Miss Recorder Amanda Michaels, sitting as an IPEC judge, found that Mr Harding had had access to Miss Ogunkoya’s work via his mother, but that there had been no infringement of copyright by Mr Harding.

Miss Ogunkoya pleaded ten examples of plagiarism, but Recorder Michaels found no evidence that Mr Harding had made use of material derived either directly or indirectly from Miss Ogunkoya’s work. Further, she said, no inference could be drawn from the similarities of incident or source identified by Miss Ogunkoya. In most of the examples, Mr Harding had identified and produced copies of credible, independent and publicly accessible sources of his information, together with evidence of a lengthy interest in his family history.

Further, where there was similarity of language, it was generally not significant. The sole exception was in the language used in one of the ten examples, but this was more likely to be a coincidence, Recorder Michaels said.

In any event, if she were wrong about the copying, Recorder Michaels said that it did not amount to copying a substantial part of either the work or of Miss Ogunkoya’s expression of her intellectual creation.

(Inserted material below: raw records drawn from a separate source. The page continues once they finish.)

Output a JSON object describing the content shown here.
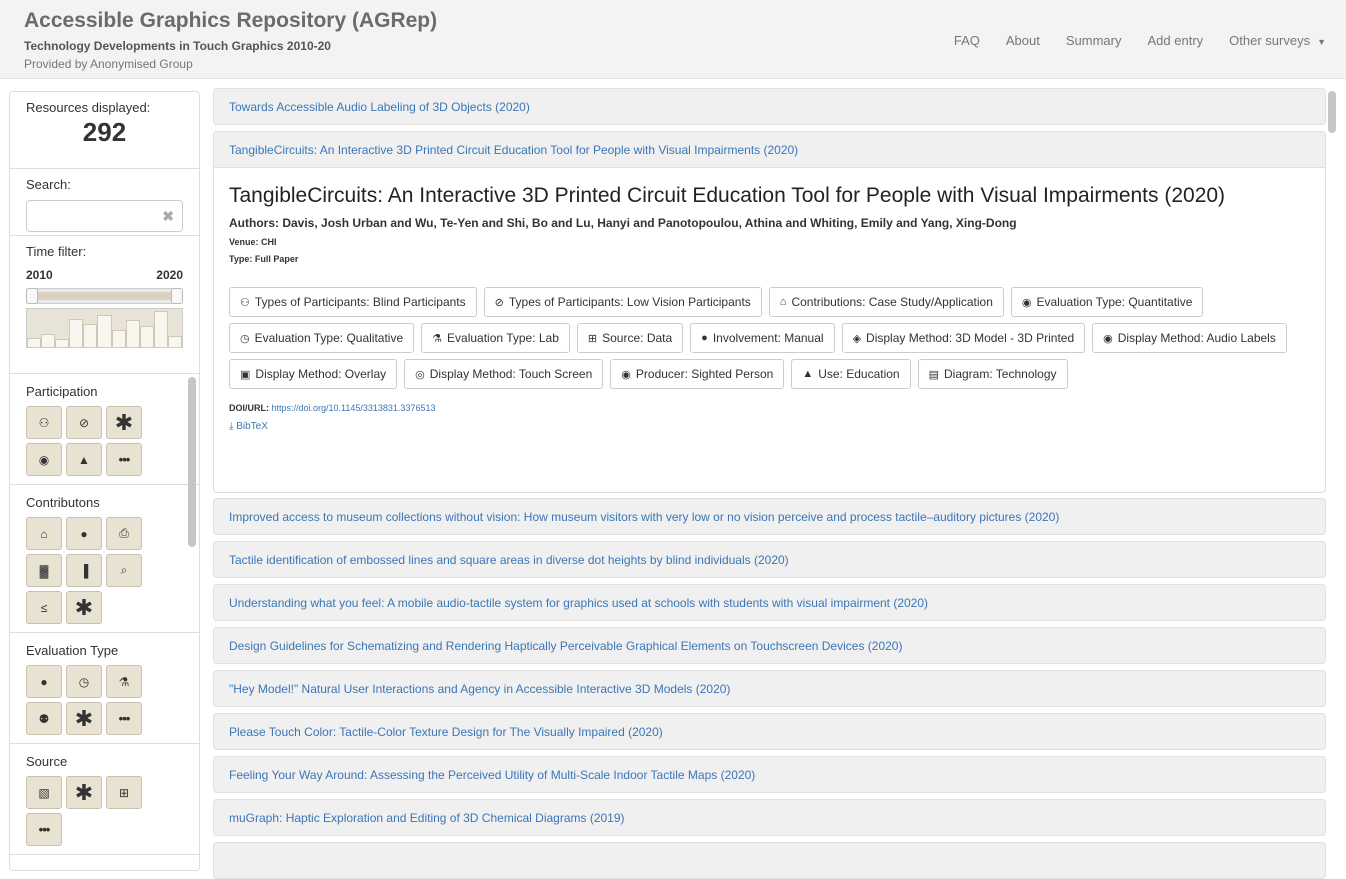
{
  "navbar": {
    "title": "Accessible Graphics Repository (AGRep)",
    "subtitle": "Technology Developments in Touch Graphics 2010-20",
    "provider": "Provided by Anonymised Group",
    "links": [
      "FAQ",
      "About",
      "Summary",
      "Add entry",
      "Other surveys"
    ]
  },
  "sidebar": {
    "resources_label": "Resources displayed:",
    "resources_count": "292",
    "search_label": "Search:",
    "search_value": "",
    "time_label": "Time filter:",
    "time_start": "2010",
    "time_end": "2020",
    "histogram": [
      0.25,
      0.35,
      0.2,
      0.75,
      0.6,
      0.85,
      0.45,
      0.7,
      0.55,
      0.95,
      0.3
    ]
  },
  "categories": [
    {
      "title": "Participation",
      "icons": [
        "walking-person-icon",
        "eye-slash-icon",
        "asterisk-icon",
        "eye-icon",
        "user-icon",
        "ellipsis-icon"
      ]
    },
    {
      "title": "Contributons",
      "icons": [
        "institution-icon",
        "comments-icon",
        "printer-icon",
        "industry-icon",
        "signal-icon",
        "search-icon",
        "less-equal-icon",
        "asterisk-icon"
      ]
    },
    {
      "title": "Evaluation Type",
      "icons": [
        "comments-icon",
        "stopwatch-icon",
        "flask-icon",
        "people-icon",
        "asterisk-icon",
        "ellipsis-icon"
      ]
    },
    {
      "title": "Source",
      "icons": [
        "images-icon",
        "asterisk-icon",
        "table-icon",
        "ellipsis-icon"
      ]
    }
  ],
  "list": [
    "Towards Accessible Audio Labeling of 3D Objects (2020)",
    "TangibleCircuits: An Interactive 3D Printed Circuit Education Tool for People with Visual Impairments (2020)",
    "Improved access to museum collections without vision: How museum visitors with very low or no vision perceive and process tactile–auditory pictures (2020)",
    "Tactile identification of embossed lines and square areas in diverse dot heights by blind individuals (2020)",
    "Understanding what you feel: A mobile audio-tactile system for graphics used at schools with students with visual impairment (2020)",
    "Design Guidelines for Schematizing and Rendering Haptically Perceivable Graphical Elements on Touchscreen Devices (2020)",
    "\"Hey Model!\" Natural User Interactions and Agency in Accessible Interactive 3D Models (2020)",
    "Please Touch Color: Tactile-Color Texture Design for The Visually Impaired (2020)",
    "Feeling Your Way Around: Assessing the Perceived Utility of Multi-Scale Indoor Tactile Maps (2020)",
    "muGraph: Haptic Exploration and Editing of 3D Chemical Diagrams (2019)",
    ""
  ],
  "detail": {
    "title": "TangibleCircuits: An Interactive 3D Printed Circuit Education Tool for People with Visual Impairments (2020)",
    "authors": "Authors: Davis, Josh Urban and Wu, Te-Yen and Shi, Bo and Lu, Hanyi and Panotopoulou, Athina and Whiting, Emily and Yang, Xing-Dong",
    "venue": "Venue: CHI",
    "type": "Type: Full Paper",
    "tags": [
      {
        "icon": "walking-person-icon",
        "glyph": "⚇",
        "label": "Types of Participants: Blind Participants"
      },
      {
        "icon": "eye-slash-icon",
        "glyph": "⊘",
        "label": "Types of Participants: Low Vision Participants"
      },
      {
        "icon": "institution-icon",
        "glyph": "⌂",
        "label": "Contributions: Case Study/Application"
      },
      {
        "icon": "comments-icon",
        "glyph": "◉",
        "label": "Evaluation Type: Quantitative"
      },
      {
        "icon": "stopwatch-icon",
        "glyph": "◷",
        "label": "Evaluation Type: Qualitative"
      },
      {
        "icon": "flask-icon",
        "glyph": "⚗",
        "label": "Evaluation Type: Lab"
      },
      {
        "icon": "table-icon",
        "glyph": "⊞",
        "label": "Source: Data"
      },
      {
        "icon": "user-icon",
        "glyph": "●",
        "label": "Involvement: Manual"
      },
      {
        "icon": "cube-icon",
        "glyph": "◈",
        "label": "Display Method: 3D Model - 3D Printed"
      },
      {
        "icon": "audio-icon",
        "glyph": "◉",
        "label": "Display Method: Audio Labels"
      },
      {
        "icon": "copy-icon",
        "glyph": "▣",
        "label": "Display Method: Overlay"
      },
      {
        "icon": "fingerprint-icon",
        "glyph": "◎",
        "label": "Display Method: Touch Screen"
      },
      {
        "icon": "eye-icon",
        "glyph": "◉",
        "label": "Producer: Sighted Person"
      },
      {
        "icon": "graduation-cap-icon",
        "glyph": "▲",
        "label": "Use: Education"
      },
      {
        "icon": "chalkboard-icon",
        "glyph": "▤",
        "label": "Diagram: Technology"
      }
    ],
    "doi_label": "DOI/URL: ",
    "doi_url": "https://doi.org/10.1145/3313831.3376513",
    "bibtex": "BibTeX"
  }
}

Recorder Michaels also found that there was no duty of confidence imposed by Miss Ogunkoya on Mrs Harding by any alleged agreement when she gave Mrs Harding the three chapters. In fact, there was nothing in the circumstances in which the three chapters were supplied to Mrs Harding (and Mr Harding) that would (or should) have indicated to her that Miss Ogunkoya considered the work to have been given in confidence.

Recorder Michaels therefore rejected Miss Ogunkoya’s allegation that by publishing his book, Mr Harding acted in breach of her confidence (if any) in the three chapters. Even if she were wrong on this point, Mr Harding had not breached any confidence since he had merely used Miss Ogunkoya’s work in order to identify sources for his own book.